Thursday, July 26, 2007

with my pops

dad making popovers

garden and barn

I’ve spent the last few days at my father’s house, running errands and spending time with my Pops. Coming home is hard (I think a lot of people feel this way, a kind of retroactive childhood ensuing as we visit our parents). My father is getting old. He’s eighty-one, and he’s lived in the same huge house for almost fifty years. I noticed the backyard hasn’t been mowed, and the garden is weedier than I’ve known it to be. The house is getting to be too much.


At dinner the night I got here, my dad told me he’s thinking of selling the place. He’s got some plans brewing, and although this stuff is hard to talk about, and hard to think about, and hard to do, I feel some relief that the elephant is being spoken of. Nothing too urgent, no swift maneuvers: "I’ve still got enough wood for two winters in the shed." My dad is a DIY-er, in the truest sense of the word, and still, with his bad eyesight and compromised balance and slowing-down-ness, chops his own wood, bakes his own bread (with grain he grinds himself), and makes strawberry-rhubarb pie with homegrown goods.
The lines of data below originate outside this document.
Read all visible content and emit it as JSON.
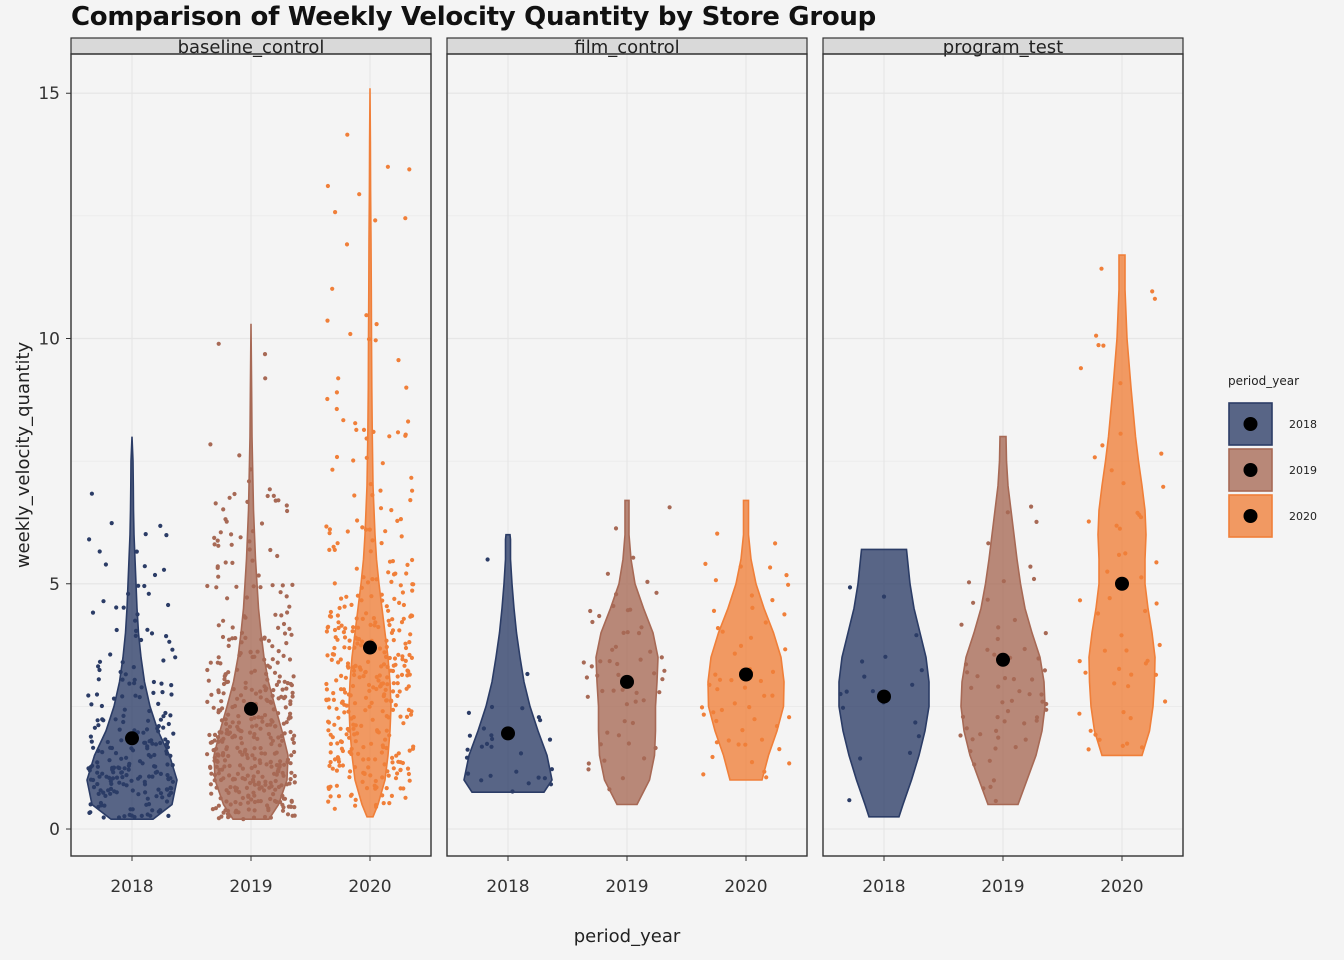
{
  "title": "Comparison of Weekly Velocity Quantity by Store Group",
  "colors": {
    "2018": "#2b3c66",
    "2019": "#a76955",
    "2020": "#f07f39",
    "mean_point": "#000000",
    "panel_bg": "#f4f4f4",
    "strip_bg": "#d9d9d9",
    "grid": "#e6e6e6",
    "border": "#333333"
  },
  "chart_data": {
    "type": "violin",
    "xlabel": "period_year",
    "ylabel": "weekly_velocity_quantity",
    "ylim": [
      -0.55,
      15.8
    ],
    "yticks": [
      0,
      5,
      10,
      15
    ],
    "categories": [
      "2018",
      "2019",
      "2020"
    ],
    "grid": true,
    "legend": {
      "title": "period_year",
      "position": "right",
      "entries": [
        "2018",
        "2019",
        "2020"
      ]
    },
    "facets": [
      {
        "name": "baseline_control",
        "series": [
          {
            "year": "2018",
            "min": 0.2,
            "max": 8.0,
            "mean": 1.85,
            "n_points": 230,
            "violin": [
              [
                0.2,
                0.42
              ],
              [
                0.5,
                0.8
              ],
              [
                1.0,
                0.9
              ],
              [
                1.5,
                0.75
              ],
              [
                2.0,
                0.52
              ],
              [
                2.5,
                0.36
              ],
              [
                3.0,
                0.25
              ],
              [
                3.5,
                0.18
              ],
              [
                4.0,
                0.13
              ],
              [
                4.5,
                0.1
              ],
              [
                5.0,
                0.08
              ],
              [
                5.5,
                0.06
              ],
              [
                6.0,
                0.04
              ],
              [
                6.5,
                0.03
              ],
              [
                7.0,
                0.025
              ],
              [
                7.5,
                0.02
              ],
              [
                8.0,
                0.0
              ]
            ]
          },
          {
            "year": "2019",
            "min": 0.2,
            "max": 10.3,
            "mean": 2.45,
            "n_points": 420,
            "violin": [
              [
                0.2,
                0.36
              ],
              [
                0.5,
                0.55
              ],
              [
                1.0,
                0.72
              ],
              [
                1.5,
                0.74
              ],
              [
                2.0,
                0.62
              ],
              [
                2.5,
                0.48
              ],
              [
                3.0,
                0.35
              ],
              [
                3.5,
                0.26
              ],
              [
                4.0,
                0.2
              ],
              [
                4.5,
                0.15
              ],
              [
                5.0,
                0.12
              ],
              [
                5.5,
                0.09
              ],
              [
                6.0,
                0.07
              ],
              [
                6.5,
                0.05
              ],
              [
                7.0,
                0.04
              ],
              [
                7.5,
                0.03
              ],
              [
                8.0,
                0.02
              ],
              [
                9.0,
                0.012
              ],
              [
                10.3,
                0.0
              ]
            ]
          },
          {
            "year": "2020",
            "min": 0.25,
            "max": 15.1,
            "mean": 3.7,
            "n_points": 390,
            "violin": [
              [
                0.25,
                0.06
              ],
              [
                0.5,
                0.16
              ],
              [
                1.0,
                0.3
              ],
              [
                1.5,
                0.36
              ],
              [
                2.0,
                0.4
              ],
              [
                2.5,
                0.42
              ],
              [
                3.0,
                0.4
              ],
              [
                3.5,
                0.36
              ],
              [
                4.0,
                0.3
              ],
              [
                4.5,
                0.24
              ],
              [
                5.0,
                0.18
              ],
              [
                5.5,
                0.13
              ],
              [
                6.0,
                0.1
              ],
              [
                7.0,
                0.06
              ],
              [
                8.0,
                0.045
              ],
              [
                9.0,
                0.035
              ],
              [
                10.0,
                0.03
              ],
              [
                11.0,
                0.025
              ],
              [
                12.0,
                0.02
              ],
              [
                13.0,
                0.012
              ],
              [
                14.0,
                0.008
              ],
              [
                15.1,
                0.0
              ]
            ]
          }
        ]
      },
      {
        "name": "film_control",
        "series": [
          {
            "year": "2018",
            "min": 0.75,
            "max": 6.0,
            "mean": 1.95,
            "n_points": 28,
            "violin": [
              [
                0.75,
                0.72
              ],
              [
                1.0,
                0.88
              ],
              [
                1.5,
                0.78
              ],
              [
                2.0,
                0.6
              ],
              [
                2.5,
                0.44
              ],
              [
                3.0,
                0.32
              ],
              [
                3.5,
                0.24
              ],
              [
                4.0,
                0.17
              ],
              [
                4.5,
                0.12
              ],
              [
                5.0,
                0.08
              ],
              [
                5.5,
                0.05
              ],
              [
                5.9,
                0.05
              ],
              [
                6.0,
                0.04
              ]
            ]
          },
          {
            "year": "2019",
            "min": 0.5,
            "max": 6.7,
            "mean": 3.0,
            "n_points": 55,
            "violin": [
              [
                0.5,
                0.2
              ],
              [
                1.0,
                0.45
              ],
              [
                1.5,
                0.55
              ],
              [
                2.0,
                0.57
              ],
              [
                2.5,
                0.57
              ],
              [
                3.0,
                0.6
              ],
              [
                3.5,
                0.62
              ],
              [
                4.0,
                0.52
              ],
              [
                4.5,
                0.33
              ],
              [
                5.0,
                0.16
              ],
              [
                5.5,
                0.08
              ],
              [
                6.0,
                0.04
              ],
              [
                6.7,
                0.04
              ]
            ]
          },
          {
            "year": "2020",
            "min": 1.0,
            "max": 6.7,
            "mean": 3.15,
            "n_points": 55,
            "violin": [
              [
                1.0,
                0.32
              ],
              [
                1.5,
                0.45
              ],
              [
                2.0,
                0.62
              ],
              [
                2.5,
                0.75
              ],
              [
                3.0,
                0.76
              ],
              [
                3.5,
                0.7
              ],
              [
                4.0,
                0.55
              ],
              [
                4.5,
                0.36
              ],
              [
                5.0,
                0.2
              ],
              [
                5.5,
                0.1
              ],
              [
                6.0,
                0.05
              ],
              [
                6.7,
                0.05
              ]
            ]
          }
        ]
      },
      {
        "name": "program_test",
        "series": [
          {
            "year": "2018",
            "min": 0.25,
            "max": 5.7,
            "mean": 2.7,
            "n_points": 18,
            "violin": [
              [
                0.25,
                0.3
              ],
              [
                0.5,
                0.38
              ],
              [
                1.0,
                0.55
              ],
              [
                1.5,
                0.7
              ],
              [
                2.0,
                0.82
              ],
              [
                2.5,
                0.9
              ],
              [
                3.0,
                0.9
              ],
              [
                3.5,
                0.84
              ],
              [
                4.0,
                0.72
              ],
              [
                4.5,
                0.6
              ],
              [
                5.0,
                0.52
              ],
              [
                5.7,
                0.45
              ]
            ]
          },
          {
            "year": "2019",
            "min": 0.5,
            "max": 8.0,
            "mean": 3.45,
            "n_points": 60,
            "violin": [
              [
                0.5,
                0.3
              ],
              [
                1.0,
                0.48
              ],
              [
                1.5,
                0.66
              ],
              [
                2.0,
                0.78
              ],
              [
                2.5,
                0.84
              ],
              [
                3.0,
                0.82
              ],
              [
                3.5,
                0.74
              ],
              [
                4.0,
                0.58
              ],
              [
                4.5,
                0.44
              ],
              [
                5.0,
                0.35
              ],
              [
                5.5,
                0.28
              ],
              [
                6.0,
                0.22
              ],
              [
                6.5,
                0.16
              ],
              [
                7.0,
                0.1
              ],
              [
                7.5,
                0.07
              ],
              [
                8.0,
                0.06
              ]
            ]
          },
          {
            "year": "2020",
            "min": 1.5,
            "max": 11.7,
            "mean": 5.0,
            "n_points": 55,
            "violin": [
              [
                1.5,
                0.4
              ],
              [
                2.0,
                0.55
              ],
              [
                2.5,
                0.62
              ],
              [
                3.0,
                0.65
              ],
              [
                3.5,
                0.66
              ],
              [
                4.0,
                0.6
              ],
              [
                4.5,
                0.52
              ],
              [
                5.0,
                0.46
              ],
              [
                5.5,
                0.46
              ],
              [
                6.0,
                0.48
              ],
              [
                6.5,
                0.46
              ],
              [
                7.0,
                0.4
              ],
              [
                7.5,
                0.33
              ],
              [
                8.0,
                0.27
              ],
              [
                9.0,
                0.18
              ],
              [
                10.0,
                0.1
              ],
              [
                11.0,
                0.06
              ],
              [
                11.7,
                0.06
              ]
            ]
          }
        ]
      }
    ]
  }
}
We’ve had a nice couple of days. I’ve gotten caught up on some errands, cleaned the car, done laundry, and spent many hours finishing up Chris and Emily’s wedding present. That feels good. We went to farmers’ market, on walks to the post office, and on little drives here and there. On Tuesday we went to see the Big Apple Circus, a longstanding summertime ritual for Dad and me, out on the Fullerton Farm. (Thankfully, this time, unlike one unpleasant circus experience while I was in college, I wasn't tripping.) Yesterday we rode up to Farm-Way in Bradford. For those of you who didn’t grow up in rural New England, the nuances of what it means to visit Farm-Way might be lost on you, but I’ll do my best. Farm-Way is the place you go to if you need a hose, any sort of gardening tool, grain for your cattle, work boots, Carhartts, or attachments for the milking machines. You also go to Farm-Way if you want Patagonia clothes, Dansko clogs, or good camping equiptment (a la REI). Sort of a one-stop shop for yuppies and farmers alike, way up to Bradford. ("Up to," around here, is used to denote anyplace upriver, or up a hill, or north. Sometimes, it means somewhere down a hill, or south, or downriver. It’s really pronounced "up tuh" and as long as you pronounce it right, nobody gives flack.) Anyway, around here, yuppies and farmers have a strange sort of symbiotic relationship, and if you want to understand it better, you have to live here, or at least take a trip to Farm-Way.

Anyhoo. I had a nice time at my dad’s house, I found a couple of big boxes of books I’d forgotten all about, poetry mostly, and all my Kerouac (nice timing!) so that’s pretty exciting. I’m on my way up and out just now, though, stopped in Hanover at the Dirt Cowboy Café for a coffee and wifi connection. Trying to update Flickr, I should be almost there. Ready to have onward motion again, I’m driving to Montpelier to meet miss Bethany for some lunch or somethin’, then on to the valley this afternoon, where I’ve got some massage work waiting for me, I think. I definitely have friends waiting for me there, and that makes me real happy. Old friends, good times, good snuggles and love.

More soon, maybe. I’m getting less and less inclined toward blogging/ emails/ phone calls the further into my trip I’m getting. If I haven’t returned your call, you’re not alone. Spotty reception and busy and feeling free and oaty don’t bode well for phonecalls. But I feel the love in your messages, and I’ll be back on the radar in another few days, once I’m done with valley and boston and NYC (hee haw!).